Fig 8. Contribution of SElX to S. aureus survival in whole blood.

(A) Whole blood killing (WBK) of S. aureus strain JSNZ or JSNZΔselX +/- recombinant SElX (0.5 or 1.0 μM) or SElX-R141A at 1.0 μM. Bacterial survival was determined by CFU enumeration after 20 hr co-incubation. (B) WBK of S. aureus JSNZ, JSNZΔselX, JSNZselxR141A, or JSNZΔselxREP. Bacterial survival was determined by CFU enumeration after 20 hr co-incubation. The graphs are a representative of three independent experiments performed on three individual donors. Data is the mean ± SD of duplicate tests enumerated in triplicate. Statistics were performed using Graphpad Prism. Kruskal—Wallis one way ANOVA was performed (p = 0.0005) and comparisons between samples and JSNZ were made using Dunn's Multiple Comparison Test (** p< 0.01, ns = not significant).
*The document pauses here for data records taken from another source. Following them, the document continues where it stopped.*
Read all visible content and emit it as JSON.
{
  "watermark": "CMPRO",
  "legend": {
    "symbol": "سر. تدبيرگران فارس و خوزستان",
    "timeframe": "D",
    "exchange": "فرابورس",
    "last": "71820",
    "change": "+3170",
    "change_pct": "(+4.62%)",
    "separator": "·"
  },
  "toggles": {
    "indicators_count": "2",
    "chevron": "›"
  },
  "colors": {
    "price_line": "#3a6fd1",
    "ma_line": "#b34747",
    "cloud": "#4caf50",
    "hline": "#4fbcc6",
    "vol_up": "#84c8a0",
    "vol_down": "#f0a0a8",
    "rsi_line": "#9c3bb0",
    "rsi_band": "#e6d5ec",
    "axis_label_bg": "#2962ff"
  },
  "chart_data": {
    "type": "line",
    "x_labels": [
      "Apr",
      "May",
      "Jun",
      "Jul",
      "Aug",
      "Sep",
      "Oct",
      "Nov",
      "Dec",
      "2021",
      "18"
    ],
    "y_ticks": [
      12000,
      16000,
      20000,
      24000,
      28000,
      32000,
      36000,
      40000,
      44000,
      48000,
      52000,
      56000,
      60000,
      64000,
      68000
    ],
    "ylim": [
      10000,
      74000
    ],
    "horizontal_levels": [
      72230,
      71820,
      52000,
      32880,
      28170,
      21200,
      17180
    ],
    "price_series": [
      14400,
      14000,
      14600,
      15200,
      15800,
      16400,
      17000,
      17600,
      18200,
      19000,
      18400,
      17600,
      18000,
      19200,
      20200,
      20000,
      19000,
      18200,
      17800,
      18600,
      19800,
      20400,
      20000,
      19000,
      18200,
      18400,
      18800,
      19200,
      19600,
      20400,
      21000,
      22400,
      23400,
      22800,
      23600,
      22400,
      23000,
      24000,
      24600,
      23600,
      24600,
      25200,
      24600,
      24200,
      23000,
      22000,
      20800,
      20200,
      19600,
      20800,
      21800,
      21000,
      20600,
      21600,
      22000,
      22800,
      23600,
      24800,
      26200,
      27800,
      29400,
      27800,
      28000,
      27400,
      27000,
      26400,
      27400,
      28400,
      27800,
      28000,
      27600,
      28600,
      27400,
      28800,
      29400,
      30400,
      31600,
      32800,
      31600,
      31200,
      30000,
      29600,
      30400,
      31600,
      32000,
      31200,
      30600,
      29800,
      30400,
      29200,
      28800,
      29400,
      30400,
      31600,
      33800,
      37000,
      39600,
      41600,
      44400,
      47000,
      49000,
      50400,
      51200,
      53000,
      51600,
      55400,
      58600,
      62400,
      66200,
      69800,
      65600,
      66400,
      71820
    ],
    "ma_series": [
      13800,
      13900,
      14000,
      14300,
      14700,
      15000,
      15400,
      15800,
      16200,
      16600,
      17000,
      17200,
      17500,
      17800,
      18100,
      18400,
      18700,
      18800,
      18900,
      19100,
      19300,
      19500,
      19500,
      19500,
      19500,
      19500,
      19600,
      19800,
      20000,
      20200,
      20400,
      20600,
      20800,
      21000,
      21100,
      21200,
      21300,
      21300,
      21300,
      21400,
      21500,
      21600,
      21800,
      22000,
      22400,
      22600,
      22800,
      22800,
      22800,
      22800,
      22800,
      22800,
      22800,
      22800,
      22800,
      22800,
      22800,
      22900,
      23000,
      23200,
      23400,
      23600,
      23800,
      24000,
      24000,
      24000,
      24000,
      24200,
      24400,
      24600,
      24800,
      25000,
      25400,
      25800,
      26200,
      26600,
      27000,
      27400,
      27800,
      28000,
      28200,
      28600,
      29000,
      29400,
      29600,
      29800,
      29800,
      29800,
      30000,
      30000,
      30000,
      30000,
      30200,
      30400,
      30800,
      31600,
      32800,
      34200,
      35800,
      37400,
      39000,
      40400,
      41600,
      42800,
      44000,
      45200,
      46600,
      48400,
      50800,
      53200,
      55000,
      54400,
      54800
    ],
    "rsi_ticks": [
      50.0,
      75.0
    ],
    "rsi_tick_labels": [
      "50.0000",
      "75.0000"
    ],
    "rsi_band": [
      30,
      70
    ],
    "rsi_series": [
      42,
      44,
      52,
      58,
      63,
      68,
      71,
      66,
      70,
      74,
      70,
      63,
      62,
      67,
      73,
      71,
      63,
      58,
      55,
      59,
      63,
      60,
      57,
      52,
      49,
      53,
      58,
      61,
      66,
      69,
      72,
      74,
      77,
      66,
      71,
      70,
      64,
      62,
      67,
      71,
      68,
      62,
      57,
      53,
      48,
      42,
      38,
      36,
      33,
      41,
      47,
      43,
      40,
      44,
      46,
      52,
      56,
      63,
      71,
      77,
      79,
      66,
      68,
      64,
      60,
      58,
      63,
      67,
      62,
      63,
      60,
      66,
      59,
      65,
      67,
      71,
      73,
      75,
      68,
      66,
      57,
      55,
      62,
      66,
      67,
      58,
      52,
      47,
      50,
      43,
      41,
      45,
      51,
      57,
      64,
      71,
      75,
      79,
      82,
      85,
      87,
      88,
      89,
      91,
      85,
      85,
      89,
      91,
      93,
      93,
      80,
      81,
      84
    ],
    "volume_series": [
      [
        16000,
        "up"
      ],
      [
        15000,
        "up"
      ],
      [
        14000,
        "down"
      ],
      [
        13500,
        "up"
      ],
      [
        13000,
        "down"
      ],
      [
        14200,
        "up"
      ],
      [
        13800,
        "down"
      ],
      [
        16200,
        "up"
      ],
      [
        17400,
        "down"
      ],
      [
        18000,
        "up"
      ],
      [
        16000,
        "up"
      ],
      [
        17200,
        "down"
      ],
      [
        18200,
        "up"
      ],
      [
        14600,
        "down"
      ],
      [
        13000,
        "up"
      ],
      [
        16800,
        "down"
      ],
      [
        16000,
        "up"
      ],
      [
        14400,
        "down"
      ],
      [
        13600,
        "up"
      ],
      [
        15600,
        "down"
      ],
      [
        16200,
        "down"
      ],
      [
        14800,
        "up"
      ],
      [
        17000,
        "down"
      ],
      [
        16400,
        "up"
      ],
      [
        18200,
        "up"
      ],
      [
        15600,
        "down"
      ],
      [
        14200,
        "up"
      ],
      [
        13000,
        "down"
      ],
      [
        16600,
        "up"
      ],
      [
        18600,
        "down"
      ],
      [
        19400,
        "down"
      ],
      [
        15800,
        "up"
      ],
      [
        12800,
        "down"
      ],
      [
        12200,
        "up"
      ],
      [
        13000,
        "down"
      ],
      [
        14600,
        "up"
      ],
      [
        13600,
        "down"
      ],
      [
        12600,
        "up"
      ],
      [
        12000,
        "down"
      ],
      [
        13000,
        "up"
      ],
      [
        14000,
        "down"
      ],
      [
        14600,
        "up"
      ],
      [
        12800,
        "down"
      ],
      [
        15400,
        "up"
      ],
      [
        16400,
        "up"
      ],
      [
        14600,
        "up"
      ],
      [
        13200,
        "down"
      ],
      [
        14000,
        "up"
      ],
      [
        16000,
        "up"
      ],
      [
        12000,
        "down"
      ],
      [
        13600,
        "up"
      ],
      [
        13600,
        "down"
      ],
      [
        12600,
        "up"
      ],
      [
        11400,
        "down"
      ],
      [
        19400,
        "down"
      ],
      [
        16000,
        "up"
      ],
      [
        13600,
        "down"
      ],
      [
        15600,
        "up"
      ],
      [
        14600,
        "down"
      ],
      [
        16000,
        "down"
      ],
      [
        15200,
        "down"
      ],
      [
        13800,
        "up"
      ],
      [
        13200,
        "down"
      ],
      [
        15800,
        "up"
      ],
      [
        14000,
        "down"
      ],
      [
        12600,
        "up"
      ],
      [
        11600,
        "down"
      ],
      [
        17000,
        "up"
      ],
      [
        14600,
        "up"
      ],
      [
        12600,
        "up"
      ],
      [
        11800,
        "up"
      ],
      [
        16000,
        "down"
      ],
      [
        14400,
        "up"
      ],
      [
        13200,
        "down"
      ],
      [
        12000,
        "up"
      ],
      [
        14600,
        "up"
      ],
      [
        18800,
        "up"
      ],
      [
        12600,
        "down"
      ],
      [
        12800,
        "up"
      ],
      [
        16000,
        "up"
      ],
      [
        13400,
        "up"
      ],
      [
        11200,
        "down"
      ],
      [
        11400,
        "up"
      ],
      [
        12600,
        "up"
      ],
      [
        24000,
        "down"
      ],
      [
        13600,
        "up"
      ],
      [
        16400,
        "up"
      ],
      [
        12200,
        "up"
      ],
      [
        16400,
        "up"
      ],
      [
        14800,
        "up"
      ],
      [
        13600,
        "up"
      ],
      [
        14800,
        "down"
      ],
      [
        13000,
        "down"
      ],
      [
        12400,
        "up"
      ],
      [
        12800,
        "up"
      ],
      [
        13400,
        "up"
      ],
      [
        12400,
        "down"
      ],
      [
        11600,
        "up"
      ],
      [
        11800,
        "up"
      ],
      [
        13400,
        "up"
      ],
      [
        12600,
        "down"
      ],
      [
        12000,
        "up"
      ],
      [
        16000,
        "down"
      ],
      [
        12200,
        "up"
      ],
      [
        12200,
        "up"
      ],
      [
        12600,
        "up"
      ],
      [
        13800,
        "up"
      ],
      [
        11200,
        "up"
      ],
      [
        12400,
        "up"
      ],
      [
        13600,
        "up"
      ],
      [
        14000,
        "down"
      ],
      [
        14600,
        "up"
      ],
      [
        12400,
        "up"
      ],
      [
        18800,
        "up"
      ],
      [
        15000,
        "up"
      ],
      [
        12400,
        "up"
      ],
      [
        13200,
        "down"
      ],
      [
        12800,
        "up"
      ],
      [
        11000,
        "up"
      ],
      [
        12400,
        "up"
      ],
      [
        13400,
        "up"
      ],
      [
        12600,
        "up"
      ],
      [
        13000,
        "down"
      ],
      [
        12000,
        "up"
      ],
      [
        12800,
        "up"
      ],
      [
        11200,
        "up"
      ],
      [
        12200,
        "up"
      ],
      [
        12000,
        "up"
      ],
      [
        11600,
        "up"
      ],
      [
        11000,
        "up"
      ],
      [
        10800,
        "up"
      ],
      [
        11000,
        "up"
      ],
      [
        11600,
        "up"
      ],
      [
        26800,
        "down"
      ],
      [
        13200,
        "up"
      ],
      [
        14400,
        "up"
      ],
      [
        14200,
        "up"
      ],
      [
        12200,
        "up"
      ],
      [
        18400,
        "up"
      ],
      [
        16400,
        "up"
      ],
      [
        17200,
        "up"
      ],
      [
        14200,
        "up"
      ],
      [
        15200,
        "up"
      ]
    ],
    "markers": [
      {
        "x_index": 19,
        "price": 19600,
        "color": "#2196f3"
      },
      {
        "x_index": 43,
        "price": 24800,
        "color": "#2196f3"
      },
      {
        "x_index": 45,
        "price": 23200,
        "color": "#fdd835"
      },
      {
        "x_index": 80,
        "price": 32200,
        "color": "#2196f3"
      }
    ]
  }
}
Fig 9. Expression analysis of selX.

(A) Alignment of the region upstream from selX with the known upstream regulatory regions of ssl1, ssl7, ssl9, and ssl11. The -10 and -35 promoter elements are boxed and the region of homology to the saeR binding site (GTTAA-n6-GTTAA) is highlighted in grey. Conserved residues are indicated with an asterisk. (B). Relative selX transcript levels in S. aureus isolated from abscesses (n = 6) removed at 24 hr, 48 hr, or 96 hr after subcutaneous infection of mice with 5x10⁶ S. aureus Newman or JSNZ. selx, saeR expression normalized to reference genes gyrB and ftsZ and compared to in vitro expression of the inoculum. Each data point is the mean of triplicate values from an individual abscess, with the median of these mean values shown. Statistics were performed using Graphpad Prism. Kruskal—Wallis one way ANOVA was performed and comparisons between the in vivo samples and the inoculum were made using Dunn's Multiple Comparison Test. The p value of significantly different groups is shown.